The attempt to resolve the domestic political difficulties by upgrading the status of the Reich president was an option that was already embodied in the Weimar constitution and developed over the course of the years. The inflation crisis of 1922 to 1924 played an important role here. For the first time, a government was now formed that was strongly controlled by the Reich President (Cuno cabinet in November 1922). In addition, a de-parliamentarized form of legislation was introduced by means of the "presidential" cabinet The government practiced the constitutional constitutional reform through Article 48 of the constitution and broadly based parliamentary enabling statutes. All this happened under Reich President Friedrich Ebert with the best intention of overcoming the political and economic crisis and saving the Republic.

However, this also created the conditions under constitutional law for the more profound loss of parliamentary function that had been taking place since 1930 under the "presidential governments Bruning, Papen and Schleicher took place. In the meantime, after the early death of Ebert and the election of the Reich president in 1925, Paul von Hindenburg, a representative of the old army and the old system, held the highest office in the state. For parts of the center-right spectrum, this development was combined with the hope that they could now abandon the parliamentary system in favor of an authoritarian-presidential-state solution and at the same time permanently force the SPD out of government responsibility.

The fact that the return to a cabinet formation anchored in the Reichstag since the elections of July 1932 also had to mean the participation in government of the strongly growing NSDAP created a paradoxical situation that in the short term could probably only have been resolved by a coup d’etat. Reich President Hindenburg, who was oriented toward national consensus, shied away from this step – and in January 1933, by formally orienting the formation of the government to the customs of the parliamentary system, he finally handed over the Weimar state to its fiercest enemies.

Comparative Perspectives

The fragility and crisis of Weimar democracy was not a special case, but to a certain extent European, even worldwide normality of the interwar period. A tendency toward authoritarianism can also be observed in many democratic states of this era, with governments gaining power over parliaments.
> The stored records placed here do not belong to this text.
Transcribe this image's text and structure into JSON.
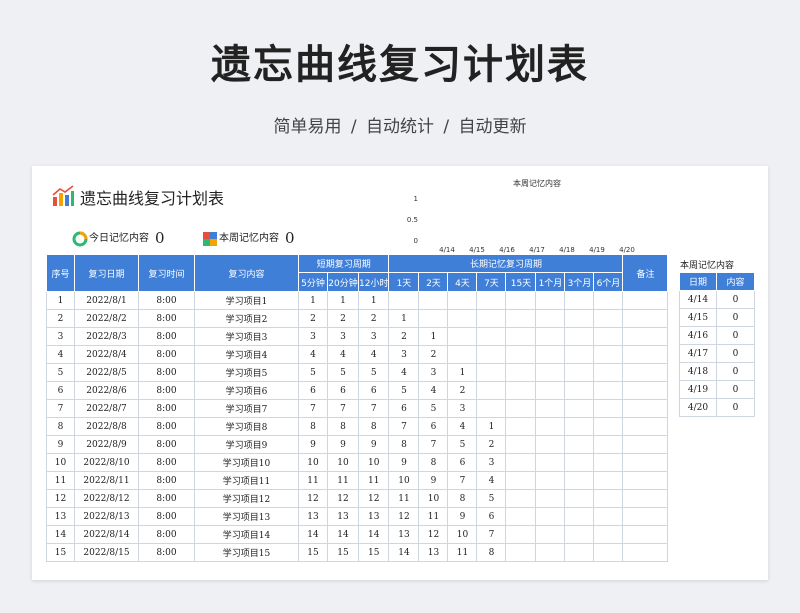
{
  "hero": {
    "title": "遗忘曲线复习计划表",
    "subtitle": "简单易用  /  自动统计  /  自动更新"
  },
  "sheet": {
    "title": "遗忘曲线复习计划表",
    "today_label": "今日记忆内容",
    "today_value": "0",
    "week_label": "本周记忆内容",
    "week_value": "0"
  },
  "chart_data": {
    "type": "bar",
    "title": "本周记忆内容",
    "categories": [
      "4/14",
      "4/15",
      "4/16",
      "4/17",
      "4/18",
      "4/19",
      "4/20"
    ],
    "values": [
      0,
      0,
      0,
      0,
      0,
      0,
      0
    ],
    "y_ticks": [
      "1",
      "0.5",
      "0"
    ],
    "ylim": [
      0,
      1
    ],
    "grid": false,
    "legend": "none"
  },
  "table": {
    "headers": {
      "seq": "序号",
      "date": "复习日期",
      "time": "复习时间",
      "content": "复习内容",
      "short_group": "短期复习周期",
      "long_group": "长期记忆复习周期",
      "note": "备注",
      "short": [
        "5分钟",
        "20分钟",
        "12小时"
      ],
      "long": [
        "1天",
        "2天",
        "4天",
        "7天",
        "15天",
        "1个月",
        "3个月",
        "6个月"
      ]
    },
    "rows": [
      {
        "seq": "1",
        "date": "2022/8/1",
        "time": "8:00",
        "content": "学习项目1",
        "short": [
          "1",
          "1",
          "1"
        ],
        "long": [
          "",
          "",
          "",
          "",
          "",
          "",
          "",
          ""
        ],
        "note": ""
      },
      {
        "seq": "2",
        "date": "2022/8/2",
        "time": "8:00",
        "content": "学习项目2",
        "short": [
          "2",
          "2",
          "2"
        ],
        "long": [
          "1",
          "",
          "",
          "",
          "",
          "",
          "",
          ""
        ],
        "note": ""
      },
      {
        "seq": "3",
        "date": "2022/8/3",
        "time": "8:00",
        "content": "学习项目3",
        "short": [
          "3",
          "3",
          "3"
        ],
        "long": [
          "2",
          "1",
          "",
          "",
          "",
          "",
          "",
          ""
        ],
        "note": ""
      },
      {
        "seq": "4",
        "date": "2022/8/4",
        "time": "8:00",
        "content": "学习项目4",
        "short": [
          "4",
          "4",
          "4"
        ],
        "long": [
          "3",
          "2",
          "",
          "",
          "",
          "",
          "",
          ""
        ],
        "note": ""
      },
      {
        "seq": "5",
        "date": "2022/8/5",
        "time": "8:00",
        "content": "学习项目5",
        "short": [
          "5",
          "5",
          "5"
        ],
        "long": [
          "4",
          "3",
          "1",
          "",
          "",
          "",
          "",
          ""
        ],
        "note": ""
      },
      {
        "seq": "6",
        "date": "2022/8/6",
        "time": "8:00",
        "content": "学习项目6",
        "short": [
          "6",
          "6",
          "6"
        ],
        "long": [
          "5",
          "4",
          "2",
          "",
          "",
          "",
          "",
          ""
        ],
        "note": ""
      },
      {
        "seq": "7",
        "date": "2022/8/7",
        "time": "8:00",
        "content": "学习项目7",
        "short": [
          "7",
          "7",
          "7"
        ],
        "long": [
          "6",
          "5",
          "3",
          "",
          "",
          "",
          "",
          ""
        ],
        "note": ""
      },
      {
        "seq": "8",
        "date": "2022/8/8",
        "time": "8:00",
        "content": "学习项目8",
        "short": [
          "8",
          "8",
          "8"
        ],
        "long": [
          "7",
          "6",
          "4",
          "1",
          "",
          "",
          "",
          ""
        ],
        "note": ""
      },
      {
        "seq": "9",
        "date": "2022/8/9",
        "time": "8:00",
        "content": "学习项目9",
        "short": [
          "9",
          "9",
          "9"
        ],
        "long": [
          "8",
          "7",
          "5",
          "2",
          "",
          "",
          "",
          ""
        ],
        "note": ""
      },
      {
        "seq": "10",
        "date": "2022/8/10",
        "time": "8:00",
        "content": "学习项目10",
        "short": [
          "10",
          "10",
          "10"
        ],
        "long": [
          "9",
          "8",
          "6",
          "3",
          "",
          "",
          "",
          ""
        ],
        "note": ""
      },
      {
        "seq": "11",
        "date": "2022/8/11",
        "time": "8:00",
        "content": "学习项目11",
        "short": [
          "11",
          "11",
          "11"
        ],
        "long": [
          "10",
          "9",
          "7",
          "4",
          "",
          "",
          "",
          ""
        ],
        "note": ""
      },
      {
        "seq": "12",
        "date": "2022/8/12",
        "time": "8:00",
        "content": "学习项目12",
        "short": [
          "12",
          "12",
          "12"
        ],
        "long": [
          "11",
          "10",
          "8",
          "5",
          "",
          "",
          "",
          ""
        ],
        "note": ""
      },
      {
        "seq": "13",
        "date": "2022/8/13",
        "time": "8:00",
        "content": "学习项目13",
        "short": [
          "13",
          "13",
          "13"
        ],
        "long": [
          "12",
          "11",
          "9",
          "6",
          "",
          "",
          "",
          ""
        ],
        "note": ""
      },
      {
        "seq": "14",
        "date": "2022/8/14",
        "time": "8:00",
        "content": "学习项目14",
        "short": [
          "14",
          "14",
          "14"
        ],
        "long": [
          "13",
          "12",
          "10",
          "7",
          "",
          "",
          "",
          ""
        ],
        "note": ""
      },
      {
        "seq": "15",
        "date": "2022/8/15",
        "time": "8:00",
        "content": "学习项目15",
        "short": [
          "15",
          "15",
          "15"
        ],
        "long": [
          "14",
          "13",
          "11",
          "8",
          "",
          "",
          "",
          ""
        ],
        "note": ""
      }
    ]
  },
  "week_table": {
    "title": "本周记忆内容",
    "headers": [
      "日期",
      "内容"
    ],
    "rows": [
      [
        "4/14",
        "0"
      ],
      [
        "4/15",
        "0"
      ],
      [
        "4/16",
        "0"
      ],
      [
        "4/17",
        "0"
      ],
      [
        "4/18",
        "0"
      ],
      [
        "4/19",
        "0"
      ],
      [
        "4/20",
        "0"
      ]
    ]
  },
  "colors": {
    "header_blue": "#3f7fd8",
    "grid": "#cfd6df",
    "page_bg": "#eef0f3"
  }
}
The historical comparison, which is increasingly practiced in the meantime, must, however, pay close attention to the respective national specifics. Superficially similar phenomena often conceal phenomena that are to be evaluated differently. For example, the equally frequent change of governments in the Third French Republic had a less serious dimension than in the Weimar Republic. Due to a weak party system and a broad republican consensus, new governments were usually formed very quickly in France. Ministerial personnel often remained stable. Nor was the failure of a democracy and its replacement by an authoritarian regime a German peculiarity in the interwar period. Corresponding processes took place across Europe and worldwide, in 12 to 15 other states, depending on the criteria used for the count. Young parliamentary systems in Central, Eastern and Southern Europe were particularly affected. There was also a transnational dynamic – for example, in the exemplary effect of Italian fascism.

The failure of the Weimar Republic, however, is a special case with regard to its terrible consequences: the rise to power of the National Socialists. The analysis of this process, for which neither a straightforward German Sonderweg nor mere chance is responsible, remains a central task of contemporary historiography, especially also with regard to the classification and evaluation of Weimar problematic situations and crises. The comparison can make both transnational phenomena and national specifics stand out more clearly. The need for research in this area remains high.